Hazret-i Zeyd (R.A.)’in Ahzâb Sûresinde ism-i âlîsi sarâhaten zikr olunmuşdur. Üsâme (R.A.)’in babasıdır.
Zeyd’in vâlidesi câhiliyyet zamanında mensûb olduğu Benî Ma’n âilesini ziyârete giderken sekiz yaşında oğlu Zeyd bir süvâri tarafından esîr edilip Mekke’ye getirilmiş, Hakîm bin Haram tarafından halası Hadîcet’ül-Kübrâ (R.A.)â için iştirâ edilmiş ve Hazret-i müşârun ileyhâ dahî Hazret-i Nebiyy-i Ekrem (S.A.V.) Efendimiz’e hîbe eylemişdi.
Babası Hâriset’ül-Kalbî de: “Zeyd’e ağladım ve ne olduğunu bilemedim, ümîd olunur, sağ mıdır, yoksa eceli gelmiş midir? Güneş tulû’ ederken onu bana andırır, gurûb zamanı da, Zeyd’in tezekkürü ârız oluyor, rüzgârlar da onun zikrini tehyîc eder, onun üzerine benim huzn ü havfim ne kadar mümteddir!” diye beyitler söyleyerek ağlamakda iken Zeyd’in Nezd-i Risâletpenâhî de olduğunu kendi kabîlesinden Hacc mevsiminde ziyârete gelenlerden işidince Mekke’ye gelib Hâne-i Saâdet-i Nebevî’de oğlu Zeyd ile buluşmuş idi.

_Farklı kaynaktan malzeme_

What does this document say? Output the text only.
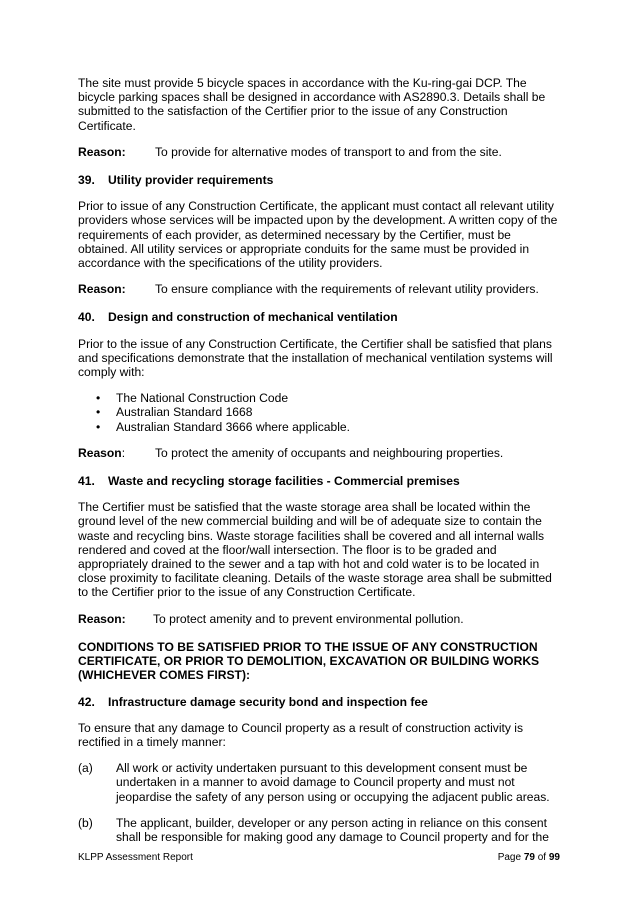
The site must provide 5 bicycle spaces in accordance with the Ku-ring-gai DCP. The bicycle parking spaces shall be designed in accordance with AS2890.3. Details shall be submitted to the satisfaction of the Certifier prior to the issue of any Construction Certificate.

Reason:	To provide for alternative modes of transport to and from the site.
39.	Utility provider requirements

Prior to issue of any Construction Certificate, the applicant must contact all relevant utility providers whose services will be impacted upon by the development. A written copy of the requirements of each provider, as determined necessary by the Certifier, must be obtained. All utility services or appropriate conduits for the same must be provided in accordance with the specifications of the utility providers.

Reason:	To ensure compliance with the requirements of relevant utility providers.
40.	Design and construction of mechanical ventilation

Prior to the issue of any Construction Certificate, the Certifier shall be satisfied that plans and specifications demonstrate that the installation of mechanical ventilation systems will comply with:

•	The National Construction Code
•	Australian Standard 1668
•	Australian Standard 3666 where applicable.
Reason:	To protect the amenity of occupants and neighbouring properties.
41.	Waste and recycling storage facilities - Commercial premises

The Certifier must be satisfied that the waste storage area shall be located within the ground level of the new commercial building and will be of adequate size to contain the waste and recycling bins. Waste storage facilities shall be covered and all internal walls rendered and coved at the floor/wall intersection. The floor is to be graded and appropriately drained to the sewer and a tap with hot and cold water is to be located in close proximity to facilitate cleaning. Details of the waste storage area shall be submitted to the Certifier prior to the issue of any Construction Certificate.

Reason:	To protect amenity and to prevent environmental pollution.

CONDITIONS TO BE SATISFIED PRIOR TO THE ISSUE OF ANY CONSTRUCTION CERTIFICATE, OR PRIOR TO DEMOLITION, EXCAVATION OR BUILDING WORKS (WHICHEVER COMES FIRST):

42.	Infrastructure damage security bond and inspection fee

To ensure that any damage to Council property as a result of construction activity is rectified in a timely manner:

(a)	All work or activity undertaken pursuant to this development consent must be undertaken in a manner to avoid damage to Council property and must not jeopardise the safety of any person using or occupying the adjacent public areas.
(b)	The applicant, builder, developer or any person acting in reliance on this consent shall be responsible for making good any damage to Council property and for the
KLPP Assessment Report	Page 79 of 99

Hazret-i Rasûl-i Ekrem (S.A.V.) Efendimiz de Zeyd’i, babasına gitmek veyahud kendi yanlarında kalmak husûsunda tahyîr buyurduklarında Zeyd:
“Yâ Resûlallah! Sizin üzerinize hiç kimseyi tercih edemem, benim anam da babam da sensin!” demiş. Bunun üzerine Rasûlullah (S.A.V.) de Zeyd’i bir taş üzerine çıkararak arab örfüne göre:
“Huzzâr-ı Kirâm! Şâhid olunuz ki Zeyd benim oğlumdur!” buyurmuş. Bu sûretle Nezd-i Risâletde kalmış, Sallallahu aleyhi ve sellem Efendimiz de veled-i ma’nevî ittihâz buyurmuşdur.
Zeyd ibn-i Hârise (R.A) en evvel îman edenlerin üçüncüsüdür.
Bedir Harbinde bulunub müjde haberini Medîne’ye götürmüşdür.
Sallallahu Teâla aleyhi ve sellem Efendimiz Hazretleri tarafından:
“Sen bizim kardeşimiz ve efendimizsin” taltîf-i azîmine mazhar olmuşdur.
Zeyd ibn-i Hârise (R.A.) Bedir’den i’tibâren Mu’te harbinde şehîd oluncaya kadar bütün gazâlarda bulunmuşdur. Resûlullah (S.A.V.) Efendimiz’den geri kaldığı zamanlarda muhakkak Zeyd’i Medîne’de vekil bırakmış bulunurdu.